15:30-16:00 ♦ Coffee Break
16:00-16:30 ♦ Listening By Speaking – An Under-Estimated Security Attack On Media Servers And RTP Relays
Sandro Gauci, Enable Security, Malta/Germany
In this presentation we take a look at a vulnerability affecting a number of media servers, some of them being often used together with Kamailio. The vulnerability allows hijacking of the RTP stream without a typical man-in-the-middle attack. We include demos, packet captures and other fun and practical ways to explain the vulnerability. Then we will assess the impact of such a vulnerability as it affects traditional media gateways for VoIP systems as well as the WebRTC infrastructure. Finally we discuss potential solutions and hopefully have a bit of a Q&A too!
16:30-17:00 ♦ Kamailio As A Stateless, Containerized Session Border Controller
Jan Lorenz, Pascom, Germany
This specific use case presentation demonstrates how Kamailio can be used as a containerized, stateless session border controller whose main mission is to protect and defend an existing Asterisk infrastructure from the inherently dangerous and nefarious internet.
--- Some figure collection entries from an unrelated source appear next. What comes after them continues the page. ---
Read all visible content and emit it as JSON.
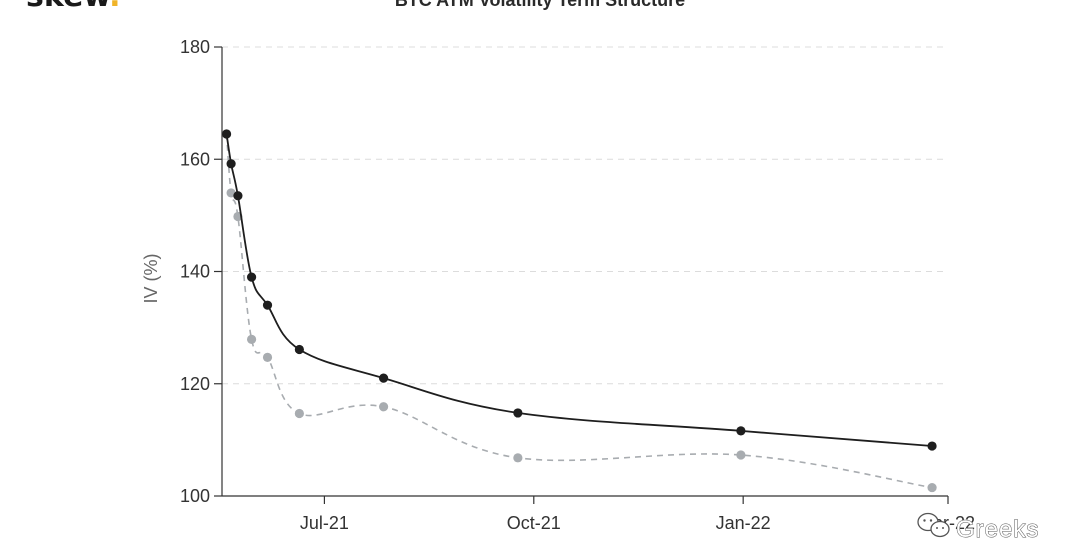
{
  "brand": {
    "logo_text": "skew",
    "logo_dot": ".",
    "dot_color": "#f0b429"
  },
  "watermark": {
    "text": "Greeks",
    "icon": "wechat-icon"
  },
  "chart_data": {
    "type": "line",
    "title": "BTC ATM Volatility Term Structure",
    "xlabel": "",
    "ylabel": "IV (%)",
    "ylim": [
      100,
      180
    ],
    "yticks": [
      100,
      120,
      140,
      160,
      180
    ],
    "xlim": [
      "2021-05-17",
      "2022-04-01"
    ],
    "xticks": [
      {
        "date": "2021-07-01",
        "label": "Jul-21"
      },
      {
        "date": "2021-10-01",
        "label": "Oct-21"
      },
      {
        "date": "2022-01-01",
        "label": "Jan-22"
      },
      {
        "date": "2022-04-01",
        "label": "Apr-22"
      }
    ],
    "grid": true,
    "series": [
      {
        "color": "#1e1e1e",
        "line_style": "solid",
        "points": [
          {
            "x": "2021-05-19",
            "y": 164.5
          },
          {
            "x": "2021-05-21",
            "y": 159.2
          },
          {
            "x": "2021-05-24",
            "y": 153.5
          },
          {
            "x": "2021-05-30",
            "y": 139.0
          },
          {
            "x": "2021-06-06",
            "y": 134.0
          },
          {
            "x": "2021-06-20",
            "y": 126.1
          },
          {
            "x": "2021-07-27",
            "y": 121.0
          },
          {
            "x": "2021-09-24",
            "y": 114.8
          },
          {
            "x": "2021-12-31",
            "y": 111.6
          },
          {
            "x": "2022-03-25",
            "y": 108.9
          }
        ]
      },
      {
        "color": "#a8acb0",
        "line_style": "dashed",
        "points": [
          {
            "x": "2021-05-19",
            "y": 164.5
          },
          {
            "x": "2021-05-21",
            "y": 154.0
          },
          {
            "x": "2021-05-24",
            "y": 149.8
          },
          {
            "x": "2021-05-30",
            "y": 127.9
          },
          {
            "x": "2021-06-06",
            "y": 124.7
          },
          {
            "x": "2021-06-20",
            "y": 114.7
          },
          {
            "x": "2021-07-27",
            "y": 115.9
          },
          {
            "x": "2021-09-24",
            "y": 106.8
          },
          {
            "x": "2021-12-31",
            "y": 107.3
          },
          {
            "x": "2022-03-25",
            "y": 101.5
          }
        ]
      }
    ]
  }
}
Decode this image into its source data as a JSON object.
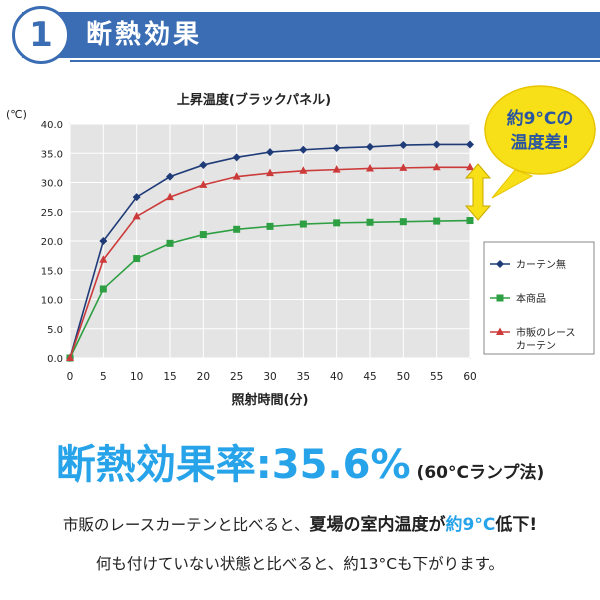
{
  "header": {
    "step_number": "1",
    "title": "断熱効果"
  },
  "chart_data": {
    "type": "line",
    "title": "上昇温度(ブラックパネル)",
    "ylabel": "(℃)",
    "xlabel": "照射時間(分)",
    "x": [
      0,
      5,
      10,
      15,
      20,
      25,
      30,
      35,
      40,
      45,
      50,
      55,
      60
    ],
    "x_tick_labels": [
      "0",
      "5",
      "10",
      "15",
      "20",
      "25",
      "30",
      "35",
      "40",
      "45",
      "50",
      "55",
      "60"
    ],
    "ylim": [
      0,
      40
    ],
    "y_ticks": [
      0,
      5,
      10,
      15,
      20,
      25,
      30,
      35,
      40
    ],
    "y_tick_labels": [
      "0.0",
      "5.0",
      "10.0",
      "15.0",
      "20.0",
      "25.0",
      "30.0",
      "35.0",
      "40.0"
    ],
    "grid": true,
    "legend_position": "right",
    "series": [
      {
        "name": "カーテン無",
        "color": "#1f3c78",
        "marker": "diamond",
        "values": [
          0,
          20.0,
          27.5,
          31.0,
          33.0,
          34.3,
          35.2,
          35.6,
          35.9,
          36.1,
          36.4,
          36.5,
          36.5
        ]
      },
      {
        "name": "本商品",
        "color": "#2ea043",
        "marker": "square",
        "values": [
          0,
          11.8,
          17.0,
          19.6,
          21.1,
          22.0,
          22.5,
          22.9,
          23.1,
          23.2,
          23.3,
          23.4,
          23.5
        ]
      },
      {
        "name": "市販のレース\nカーテン",
        "color": "#cc3a3a",
        "marker": "triangle",
        "values": [
          0,
          16.8,
          24.2,
          27.5,
          29.6,
          31.0,
          31.6,
          32.0,
          32.2,
          32.4,
          32.5,
          32.6,
          32.6
        ]
      }
    ],
    "callout": {
      "text_line1": "約9°Cの",
      "text_line2": "温度差!"
    }
  },
  "rate": {
    "label": "断熱効果率:",
    "value": "35.6%",
    "note": "(60°Cランプ法)"
  },
  "notes": {
    "line1_a": "市販のレースカーテンと比べると、",
    "line1_b": "夏場の室内温度が",
    "line1_c": "約9°C",
    "line1_d": "低下!",
    "line2": "何も付けていない状態と比べると、約13°Cも下がります。"
  }
}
17:00-17:30 ♦ Kamailio.cfg Scripting Languages
Daniel-Constantin Mierla, Co-Founder Kamailio
Since v5.0.0, Kamailio allows several scripting languages to be used for building SIP routing logic. From the old-good native scripting language, to Lua, Python or JavaScript, one can choose the language that is more suitable for own needs. Besides the flexibility and extensive list of extensions coming with Python, Lua or JavaScript, with some of them (Lua and JavaScript) it is also possible to reload the config routing script without restarting Kamailio. The talk will reveal the benefits and limitations for all these scripting languages that can be used inside kamailio.cfg.